В те дни одиночество Бунина нередко нарушал (к его удовольствию) Дон-Аминадо. Ивану Алексеевичу не составляло труда разглядеть под маской вроде бы легкомысленного остряка человека серьезного, постоянно думающего, по выражению Льва Николаевича, «громко». Теплыми майскими вечерами они без робости ходили на окраину города, наслаждались природой и воспоминаниями.

Дон-Аминадо в разных вариациях почти каждый раз говорил:

— У меня живое ощущение, что кругом — пожар, а мы сидим на островке и ждем, когда и нас пожрет огонь.

— Так уезжайте!

— Куда? На какие деньги? Да и вообще — что это за жизнь среди турок или французов? Я в семнадцатом году поехал на курорт в Швейцарию — как раз в феврале. Солнце, горы, улыбки — но ни одного слова по-русски! Устаешь от чужой речи, будто тачку целый день катаешь. Только для того, чтобы никого не слышать, я в горы на целый день уходил. Потихоньку дичать начал.

Бунин расхохотался:

— Мне ваше ощущение весьма знакомо. После нескольких дней такой жизни встретишь кого-нибудь из наших, хоть забулдыгу какого, то прямо расставаться с ним не хочется.

— Да, русское слово порой целебную силу имеет!

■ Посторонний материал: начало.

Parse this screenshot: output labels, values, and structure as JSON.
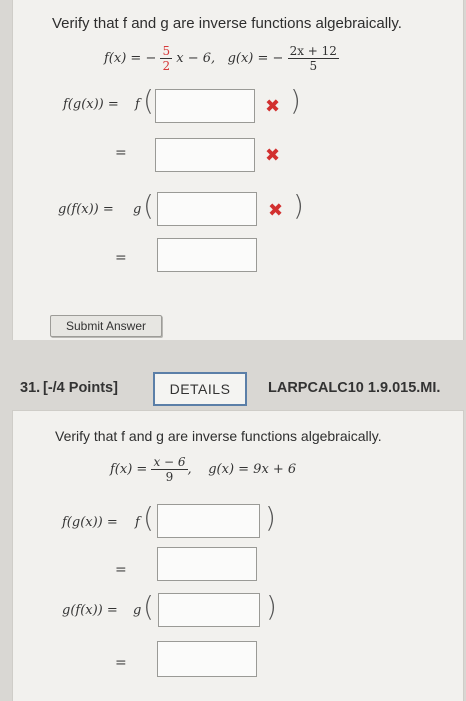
{
  "q30": {
    "prompt": "Verify that f and g are inverse functions algebraically.",
    "f_lhs": "f(x) = −",
    "f_frac_num": "5",
    "f_frac_den": "2",
    "f_rest": "x − 6,",
    "g_lhs": "g(x) = −",
    "g_frac_num": "2x + 12",
    "g_frac_den": "5",
    "fg_label": "f(g(x)) =",
    "gf_label": "g(f(x)) =",
    "f_letter": "f",
    "g_letter": "g",
    "equals": "=",
    "wrong_mark": "✖",
    "paren_open": "(",
    "paren_close": ")",
    "submit_label": "Submit Answer"
  },
  "q31": {
    "number": "31.",
    "points": "[-/4 Points]",
    "details_label": "DETAILS",
    "code": "LARPCALC10 1.9.015.MI.",
    "prompt": "Verify that f and g are inverse functions algebraically.",
    "f_lhs": "f(x) =",
    "f_frac_num": "x − 6",
    "f_frac_den": "9",
    "comma": ",",
    "g_def": "g(x) = 9x + 6",
    "fg_label": "f(g(x)) =",
    "gf_label": "g(f(x)) =",
    "f_letter": "f",
    "g_letter": "g",
    "equals": "=",
    "paren_open": "(",
    "paren_close": ")"
  },
  "colors": {
    "error": "#d2302f",
    "details_border": "#5b7fa8",
    "card_bg": "#f2f1ee"
  }
}
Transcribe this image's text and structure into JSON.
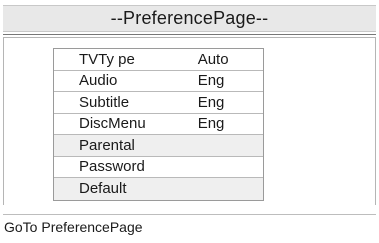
{
  "title": "--PreferencePage--",
  "menu": {
    "items": [
      {
        "label": "TVTy pe",
        "value": "Auto"
      },
      {
        "label": "Audio",
        "value": "Eng"
      },
      {
        "label": "Subtitle",
        "value": "Eng"
      },
      {
        "label": "DiscMenu",
        "value": "Eng"
      },
      {
        "label": "Parental",
        "value": ""
      },
      {
        "label": "Password",
        "value": ""
      },
      {
        "label": "Default",
        "value": ""
      }
    ]
  },
  "status": "GoTo PreferencePage"
}
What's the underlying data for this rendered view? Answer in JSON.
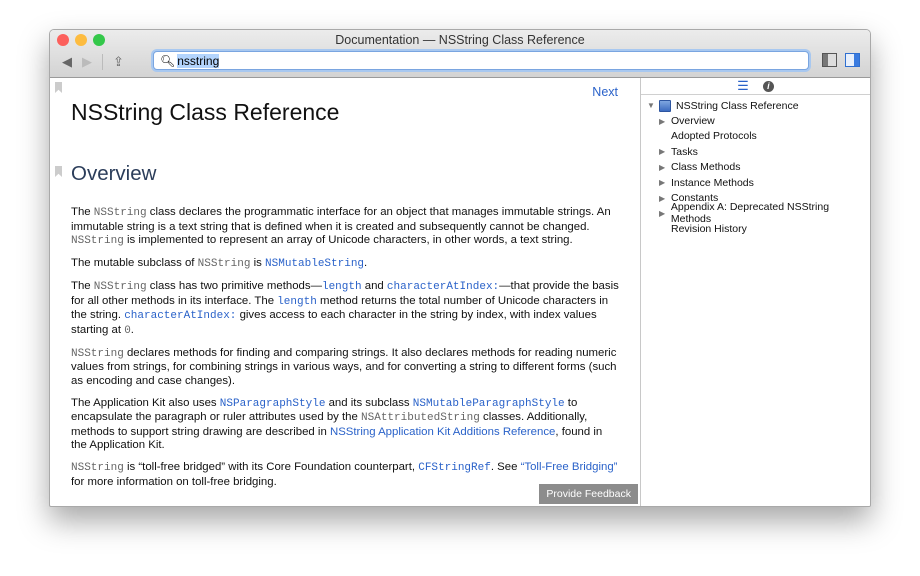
{
  "window": {
    "title": "Documentation — NSString Class Reference"
  },
  "toolbar": {
    "back": "◀",
    "forward": "▶",
    "share": "⇪",
    "search_value": "nsstring",
    "search_icon": "magnifier-icon"
  },
  "main": {
    "next": "Next",
    "title": "NSString Class Reference",
    "section": "Overview",
    "feedback": "Provide Feedback",
    "paragraphs": [
      [
        {
          "t": "The "
        },
        {
          "t": "NSString",
          "k": "code"
        },
        {
          "t": " class declares the programmatic interface for an object that manages immutable strings. An immutable string is a text string that is defined when it is created and subsequently cannot be changed. "
        },
        {
          "t": "NSString",
          "k": "code"
        },
        {
          "t": " is implemented to represent an array of Unicode characters, in other words, a text string."
        }
      ],
      [
        {
          "t": "The mutable subclass of "
        },
        {
          "t": "NSString",
          "k": "code"
        },
        {
          "t": " is "
        },
        {
          "t": "NSMutableString",
          "k": "codelink"
        },
        {
          "t": "."
        }
      ],
      [
        {
          "t": "The "
        },
        {
          "t": "NSString",
          "k": "code"
        },
        {
          "t": " class has two primitive methods—"
        },
        {
          "t": "length",
          "k": "codelink"
        },
        {
          "t": " and "
        },
        {
          "t": "characterAtIndex:",
          "k": "codelink"
        },
        {
          "t": "—that provide the basis for all other methods in its interface. The "
        },
        {
          "t": "length",
          "k": "codelink"
        },
        {
          "t": " method returns the total number of Unicode characters in the string. "
        },
        {
          "t": "characterAtIndex:",
          "k": "codelink"
        },
        {
          "t": " gives access to each character in the string by index, with index values starting at "
        },
        {
          "t": "0",
          "k": "code"
        },
        {
          "t": "."
        }
      ],
      [
        {
          "t": "NSString",
          "k": "code"
        },
        {
          "t": " declares methods for finding and comparing strings. It also declares methods for reading numeric values from strings, for combining strings in various ways, and for converting a string to different forms (such as encoding and case changes)."
        }
      ],
      [
        {
          "t": "The Application Kit also uses "
        },
        {
          "t": "NSParagraphStyle",
          "k": "codelink"
        },
        {
          "t": " and its subclass "
        },
        {
          "t": "NSMutableParagraphStyle",
          "k": "codelink"
        },
        {
          "t": " to encapsulate the paragraph or ruler attributes used by the "
        },
        {
          "t": "NSAttributedString",
          "k": "code"
        },
        {
          "t": " classes. Additionally, methods to support string drawing are described in "
        },
        {
          "t": "NSString Application Kit Additions Reference",
          "k": "link"
        },
        {
          "t": ", found in the Application Kit."
        }
      ],
      [
        {
          "t": "NSString",
          "k": "code"
        },
        {
          "t": " is “toll-free bridged” with its Core Foundation counterpart, "
        },
        {
          "t": "CFStringRef",
          "k": "codelink"
        },
        {
          "t": ". See "
        },
        {
          "t": "“Toll-Free Bridging”",
          "k": "link"
        },
        {
          "t": " for more information on toll-free bridging."
        }
      ]
    ]
  },
  "sidebar": {
    "tabs": [
      "list-icon",
      "info-icon"
    ],
    "root": "NSString Class Reference",
    "items": [
      {
        "label": "Overview",
        "expandable": true
      },
      {
        "label": "Adopted Protocols",
        "expandable": false
      },
      {
        "label": "Tasks",
        "expandable": true
      },
      {
        "label": "Class Methods",
        "expandable": true
      },
      {
        "label": "Instance Methods",
        "expandable": true
      },
      {
        "label": "Constants",
        "expandable": true
      },
      {
        "label": "Appendix A: Deprecated NSString Methods",
        "expandable": true
      },
      {
        "label": "Revision History",
        "expandable": false
      }
    ]
  },
  "colors": {
    "accent": "#2a62c9",
    "close": "#fc605c",
    "minimize": "#fdbc40",
    "zoom": "#34c84a"
  }
}
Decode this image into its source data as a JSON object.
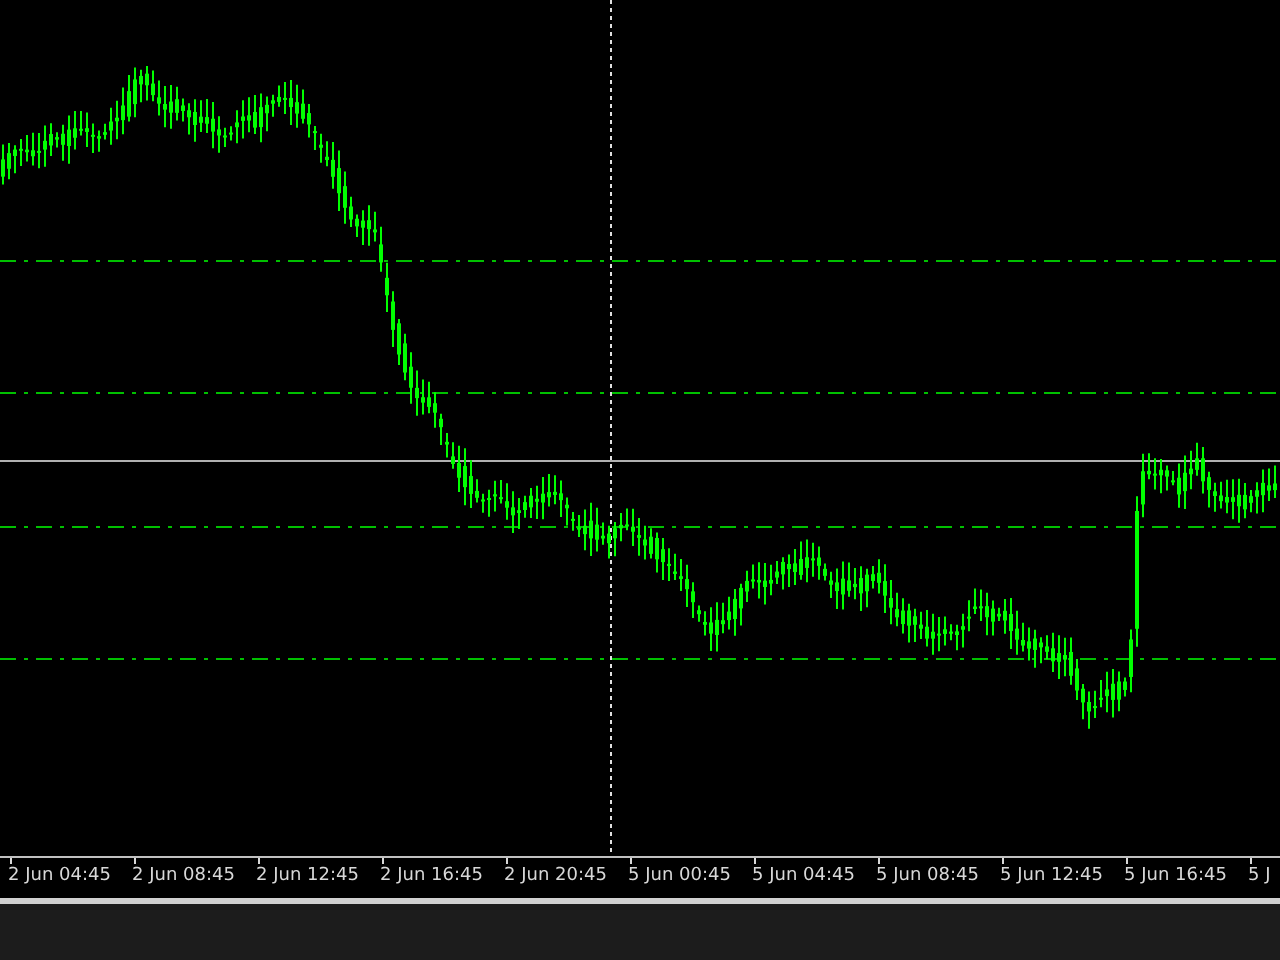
{
  "time_axis": {
    "labels": [
      "2 Jun 04:45",
      "2 Jun 08:45",
      "2 Jun 12:45",
      "2 Jun 16:45",
      "2 Jun 20:45",
      "5 Jun 00:45",
      "5 Jun 04:45",
      "5 Jun 08:45",
      "5 Jun 12:45",
      "5 Jun 16:45",
      "5 J"
    ]
  }
}
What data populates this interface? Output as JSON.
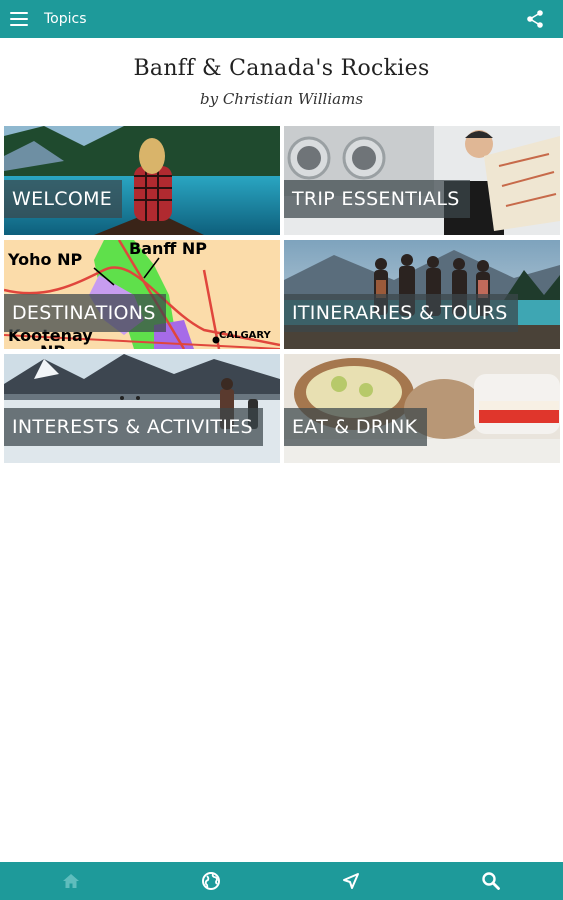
{
  "appbar": {
    "title": "Topics",
    "menu_icon": "menu-icon",
    "share_icon": "share-icon",
    "color": "#1e9a9a"
  },
  "book": {
    "title": "Banff & Canada's Rockies",
    "author": "by Christian Williams"
  },
  "tiles": [
    {
      "label": "WELCOME"
    },
    {
      "label": "TRIP ESSENTIALS"
    },
    {
      "label": "DESTINATIONS",
      "map_labels": [
        "Yoho NP",
        "Banff NP",
        "Kootenay",
        "NP",
        "CALGARY"
      ]
    },
    {
      "label": "ITINERARIES & TOURS"
    },
    {
      "label": "INTERESTS & ACTIVITIES"
    },
    {
      "label": "EAT & DRINK"
    }
  ],
  "bottom_nav": [
    {
      "icon": "home-icon",
      "active": false
    },
    {
      "icon": "globe-icon",
      "active": true
    },
    {
      "icon": "location-arrow-icon",
      "active": true
    },
    {
      "icon": "search-icon",
      "active": true
    }
  ]
}
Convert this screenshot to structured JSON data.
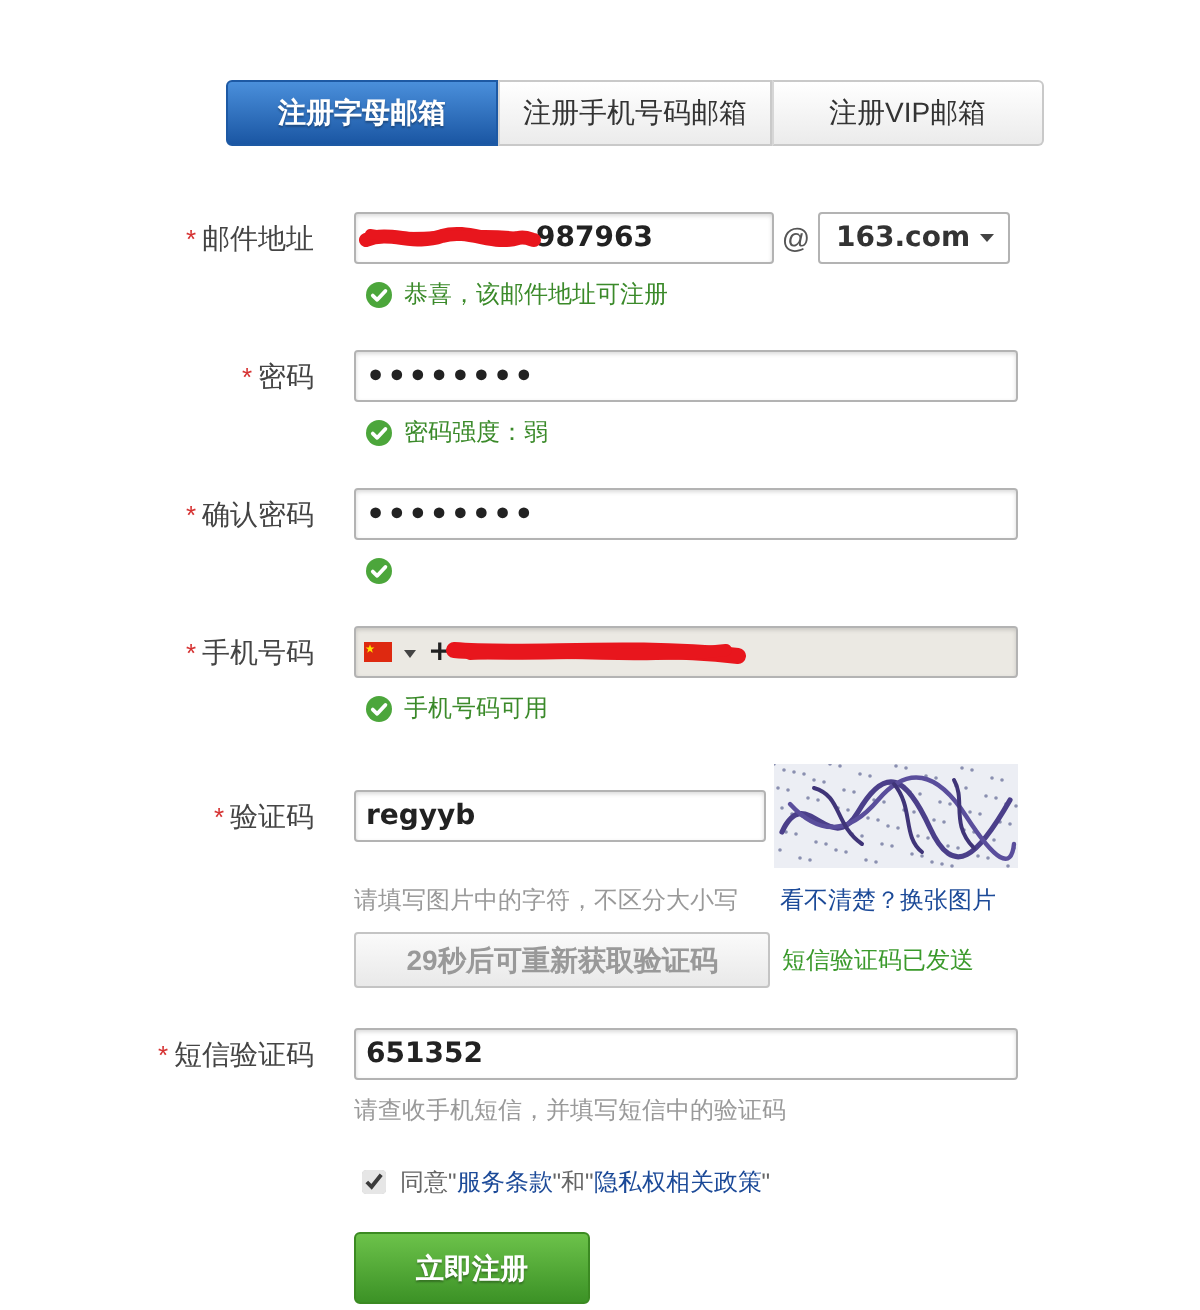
{
  "tabs": [
    {
      "label": "注册字母邮箱",
      "selected": true
    },
    {
      "label": "注册手机号码邮箱",
      "selected": false
    },
    {
      "label": "注册VIP邮箱",
      "selected": false
    }
  ],
  "fields": [
    {
      "kind": "email",
      "required_mark": "*",
      "label": "邮件地址",
      "value": "987963",
      "redacted": true,
      "at_sign": "@",
      "domain": "163.com",
      "message": {
        "kind": "success",
        "text": "恭喜，该邮件地址可注册"
      }
    },
    {
      "kind": "password",
      "required_mark": "*",
      "label": "密码",
      "value": "••••••••",
      "message": {
        "kind": "success",
        "text": "密码强度：弱"
      }
    },
    {
      "kind": "password",
      "required_mark": "*",
      "label": "确认密码",
      "value": "••••••••",
      "message": {
        "kind": "success"
      }
    },
    {
      "kind": "phone",
      "required_mark": "*",
      "label": "手机号码",
      "value": "+",
      "redacted": true,
      "disabled": true,
      "message": {
        "kind": "success",
        "text": "手机号码可用"
      }
    },
    {
      "kind": "captcha",
      "required_mark": "*",
      "label": "验证码",
      "value": "regyyb",
      "message": {
        "kind": "hint",
        "text": "请填写图片中的字符，不区分大小写"
      },
      "refresh_link": "看不清楚？换张图片",
      "sms_button": {
        "label": "29秒后可重新获取验证码",
        "disabled": true
      },
      "sms_status": "短信验证码已发送"
    },
    {
      "kind": "sms",
      "required_mark": "*",
      "label": "短信验证码",
      "value": "651352",
      "message": {
        "kind": "hint",
        "text": "请查收手机短信，并填写短信中的验证码"
      }
    }
  ],
  "agreement": {
    "checked": true,
    "parts": [
      {
        "kind": "text",
        "text": "同意\""
      },
      {
        "kind": "link",
        "text": "服务条款"
      },
      {
        "kind": "text",
        "text": "\"和\""
      },
      {
        "kind": "link",
        "text": "隐私权相关政策"
      },
      {
        "kind": "text",
        "text": "\""
      }
    ]
  },
  "submit": {
    "label": "立即注册"
  }
}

— Еще какую! Иду вчера мрачный, на душе — полная беспросветность. Возле базара какой-то мужичишка прибаутки горлопанит. Рядом — толпа, слушают, смеются, ободряют, одним словом — веселятся. Подошел и я на минутку, простоял полчаса. Хорошо, блокнот был с собой, кое-что записал. Например?

Бунин вынул из кармана пиджака довольно потрепанный блокнот, полистал и вдруг весело запел:

Все картошка да картошка,
А когда же молоко?
С этой е…й картошки
Хрен не лезет глубоко.

Дон-Аминадо широко улыбнулся.

Бунин продолжал:

Из колодца Вода льется,
Через жёлоб сочится.
Хоть и плохо мы живем,
А любиться хочется!
Меня маменька родила
На дороге, на мосту.
Меня куры обосрали,
Потому и не расту.

Дон-Аминадо заразительно расхохотался:

— Какая прелесть! Сколько озорства, сколько юмора…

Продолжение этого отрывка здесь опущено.